Il y a sans doute de nombreuses autres voies pour construire un homme. Celle-ci, je la connais car c’est la mienne même si elle doit beaucoup aux autres. Elle m’a offert l’immense bonheur de découvrir des femmes et des hommes de grande qualité intellectuelle et humaine. Et d’élargir mon regard au-delà de ce que voient les yeux de ma propre culture.

Je parle d’une vie d’homme engagé dans une Franc-Maçonnerie engagée dont Régis Debray, qui n’est pas franc-maçon mais la connaît bien, a pu écrire qu’elle est "la conscience de la République".

L’idée de ce témoignage m’est venue à l’occasion de mon jubilé maçonnique. Cinquante années d’un parcours labyrinthique au sein des Loges et des Chapitres du Grand Orient et de nombreuses autres obédiences, en France et de par le monde, cela se fête me disaient certains amis. Je ne suis guère friand de ce genre de festivités formelles mais, à y réfléchir, c’était l’occasion d’interroger des décennies d’engagement.

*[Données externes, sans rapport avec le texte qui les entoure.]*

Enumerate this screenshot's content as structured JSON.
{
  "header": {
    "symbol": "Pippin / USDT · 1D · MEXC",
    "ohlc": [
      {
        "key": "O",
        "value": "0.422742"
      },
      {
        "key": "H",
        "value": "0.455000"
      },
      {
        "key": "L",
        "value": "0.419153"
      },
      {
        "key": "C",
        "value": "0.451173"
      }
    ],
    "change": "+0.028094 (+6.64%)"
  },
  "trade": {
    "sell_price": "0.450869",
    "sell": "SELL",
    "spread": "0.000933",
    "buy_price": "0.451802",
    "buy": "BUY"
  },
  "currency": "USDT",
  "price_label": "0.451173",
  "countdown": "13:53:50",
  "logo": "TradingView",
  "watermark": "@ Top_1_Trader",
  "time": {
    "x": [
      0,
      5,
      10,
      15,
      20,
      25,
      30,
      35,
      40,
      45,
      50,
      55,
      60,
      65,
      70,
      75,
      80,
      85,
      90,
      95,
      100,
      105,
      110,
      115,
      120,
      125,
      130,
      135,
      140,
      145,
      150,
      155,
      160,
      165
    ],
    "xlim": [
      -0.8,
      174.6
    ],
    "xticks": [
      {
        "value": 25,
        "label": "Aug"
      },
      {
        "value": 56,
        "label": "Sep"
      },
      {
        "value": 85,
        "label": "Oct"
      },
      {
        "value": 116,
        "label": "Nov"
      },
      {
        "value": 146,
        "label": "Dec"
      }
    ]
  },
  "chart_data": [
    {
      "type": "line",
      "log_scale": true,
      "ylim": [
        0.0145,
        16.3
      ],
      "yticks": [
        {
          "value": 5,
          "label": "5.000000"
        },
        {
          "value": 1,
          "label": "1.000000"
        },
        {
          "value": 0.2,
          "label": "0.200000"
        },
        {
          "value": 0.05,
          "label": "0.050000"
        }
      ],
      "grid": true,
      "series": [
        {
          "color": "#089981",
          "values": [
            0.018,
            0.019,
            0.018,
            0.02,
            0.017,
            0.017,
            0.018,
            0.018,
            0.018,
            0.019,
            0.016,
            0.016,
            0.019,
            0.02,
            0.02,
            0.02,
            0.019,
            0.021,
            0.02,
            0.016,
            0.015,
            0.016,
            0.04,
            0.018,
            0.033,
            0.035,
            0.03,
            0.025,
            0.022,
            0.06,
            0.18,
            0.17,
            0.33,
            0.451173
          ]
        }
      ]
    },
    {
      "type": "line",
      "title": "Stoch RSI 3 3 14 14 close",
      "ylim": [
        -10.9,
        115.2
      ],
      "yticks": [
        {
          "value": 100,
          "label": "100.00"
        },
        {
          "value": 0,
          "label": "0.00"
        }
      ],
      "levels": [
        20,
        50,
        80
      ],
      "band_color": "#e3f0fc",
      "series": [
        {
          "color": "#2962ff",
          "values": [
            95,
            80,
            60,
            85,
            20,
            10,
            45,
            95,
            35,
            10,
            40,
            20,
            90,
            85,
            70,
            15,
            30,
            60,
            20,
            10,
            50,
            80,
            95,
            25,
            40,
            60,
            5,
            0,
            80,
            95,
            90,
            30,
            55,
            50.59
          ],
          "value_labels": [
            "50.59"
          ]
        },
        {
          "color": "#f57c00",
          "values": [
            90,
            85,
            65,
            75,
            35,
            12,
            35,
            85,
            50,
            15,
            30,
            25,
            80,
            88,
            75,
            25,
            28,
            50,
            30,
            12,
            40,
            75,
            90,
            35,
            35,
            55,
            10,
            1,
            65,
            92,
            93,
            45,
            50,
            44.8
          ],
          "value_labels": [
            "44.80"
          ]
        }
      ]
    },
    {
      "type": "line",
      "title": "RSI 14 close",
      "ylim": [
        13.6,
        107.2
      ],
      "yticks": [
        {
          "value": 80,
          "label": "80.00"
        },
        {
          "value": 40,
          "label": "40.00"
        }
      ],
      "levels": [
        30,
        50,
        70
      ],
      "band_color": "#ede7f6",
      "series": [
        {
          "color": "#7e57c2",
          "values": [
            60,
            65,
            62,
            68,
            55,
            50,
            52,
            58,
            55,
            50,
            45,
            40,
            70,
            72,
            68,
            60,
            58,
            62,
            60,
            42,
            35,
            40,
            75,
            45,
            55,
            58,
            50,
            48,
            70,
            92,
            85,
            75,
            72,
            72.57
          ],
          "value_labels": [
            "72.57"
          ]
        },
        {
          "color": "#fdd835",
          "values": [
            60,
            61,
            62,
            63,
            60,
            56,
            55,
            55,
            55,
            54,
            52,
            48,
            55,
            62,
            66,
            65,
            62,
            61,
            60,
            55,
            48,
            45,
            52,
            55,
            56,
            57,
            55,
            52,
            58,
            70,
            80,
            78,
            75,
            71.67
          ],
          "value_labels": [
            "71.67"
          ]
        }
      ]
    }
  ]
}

J’ai donc plongé mon regard dans le rétroviseur à la recherche du temps passé qui vit toujours, des amis disparus mais toujours présents dans mon cœur. Je suis parti sur les traces de mon cheminement à la fois intérieur et extérieur, à l’instar des compagnons du Tour de France qui parcourent le pays de chantier en chantier. Les souvenirs ont émergé, parfois sortis des limbes, petits et grands, jusqu’à constituer un kaléidoscope faisant tourner le manège des associations d’idées. Tantôt étudiant, tantôt journaliste, tantôt conseiller ministériel, toujours citoyen, toujours franc-maçon.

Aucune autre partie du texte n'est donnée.